We heard back from the lady who ran this garden, and she told us she was out at her other location, on the east side.  When I first got to Flint, I hung out with a couple of local guys who told me all about Detroit and Flint, and how they stay away from Detroit.  They warned me particularly about the east side, saying it was the place to avoid.

So naturally we went out there.  I could tell it wasn’t a nice side of town, but it seemed normal enough.  If anything, it seemed kind of empty.  EJ told me that whole neighborhoods had once been taken over by gangs and drug addicts, and that most of the housing that they were living in has been torn down.  Lots of empty lots.  The gardens we were visiting were on a block that no houses on either side of the street.  A big block too.  There must have been thirty or forty houses at one time, but they were all removed, leaving only trees, grasses, and small bushes.  Pioneer species are always at work to fix the mistakes humans keep making.

We saw no one when we first arrived, but at the end of the block there was a parked car and a person moving around.  We went down that way, assuming this was Tuka.  We went up and started talking with her, asking about her garden.  She was very nice, though I was confused at bit, because she didn’t seem to really want to answer questions.  Wasn’t that the purpose of why we had come?

Eventually we realized that she was not Tuka, but rather just another gardener from the area.  We went back down the street checking out other gardens, and eventually Tuka arrived.  She was more inclined to answer our questions, and she told us the history of the spot.

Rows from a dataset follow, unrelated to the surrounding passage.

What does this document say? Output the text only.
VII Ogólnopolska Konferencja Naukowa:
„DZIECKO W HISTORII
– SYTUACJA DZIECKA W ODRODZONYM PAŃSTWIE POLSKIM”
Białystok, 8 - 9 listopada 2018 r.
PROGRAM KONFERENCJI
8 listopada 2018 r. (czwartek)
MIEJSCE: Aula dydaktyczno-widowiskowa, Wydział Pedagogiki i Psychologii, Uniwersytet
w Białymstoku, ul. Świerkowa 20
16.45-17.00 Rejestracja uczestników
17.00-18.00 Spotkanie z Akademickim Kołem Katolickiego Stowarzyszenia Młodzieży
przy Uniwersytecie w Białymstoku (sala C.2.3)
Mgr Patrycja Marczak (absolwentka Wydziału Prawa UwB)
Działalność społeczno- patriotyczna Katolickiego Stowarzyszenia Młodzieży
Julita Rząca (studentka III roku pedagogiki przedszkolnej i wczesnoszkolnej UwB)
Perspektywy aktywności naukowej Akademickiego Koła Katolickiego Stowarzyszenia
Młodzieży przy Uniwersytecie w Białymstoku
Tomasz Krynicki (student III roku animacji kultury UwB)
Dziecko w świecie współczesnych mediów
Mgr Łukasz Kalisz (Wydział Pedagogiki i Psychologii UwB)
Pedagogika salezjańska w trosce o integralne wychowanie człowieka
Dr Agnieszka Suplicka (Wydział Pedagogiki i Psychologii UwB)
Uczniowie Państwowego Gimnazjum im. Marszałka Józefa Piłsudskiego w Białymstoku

“This street was one of the worst places,” she explained.  “It was like the main drag, and they ended up tearing down every single house when they cleaned this place up.”  Once the land had been vacant for several years, gardeners just started appearing to use the land.  Some of them bought the lots (for practically nothing) and others simply use the land.  Tuka talked about her projects in the city, and she was affiliated with quite a few other projects.  She had a very grounded perspective and a good sense of what kind of hard work is needed to transform our world.  She talked briefly about struggles with some of the residents in the area, one in particular who likes to ride around on his mower all the time (he came out to mow while we were talking even) and find things to criticize. He had even done some damage to one of her installations (the details elude me) once, and yet she didn’t harbor any grudge that I could pick up on.  She simply understood that not everybody is ready for the changes that are coming, and that most people carry a lot of pain.  Tuka seemed like a very wise person, and I wish we could have had more time with her.

But this was towards the end of my time in the city.  My flight was in early afternoon, and we soon had to make our way to the airport.  I’m glad I got to see at least a little of what is going on in Detroit, and I had a great time hanging out with EJ and Pascale. 

Like Flint, Detroit’s population is only half of what it once was, and great opportunities remain for those who are looking for cheap land, especially for those with interest in urban renewal and suburban farming.  Realizing that there’s a problem is the first step.  Going out and actually cleaning up our world is the next step.  We start with our own backyards.  There are unused, abandoned places everywhere, and grassroots community groups ought to be approaching absentee owners everywhere, making agorist deals to get something happening there.  There are certainly enough homeless and jobless people to fill all the roles that would be needed.  It starts with an idea, and it grows into our reality.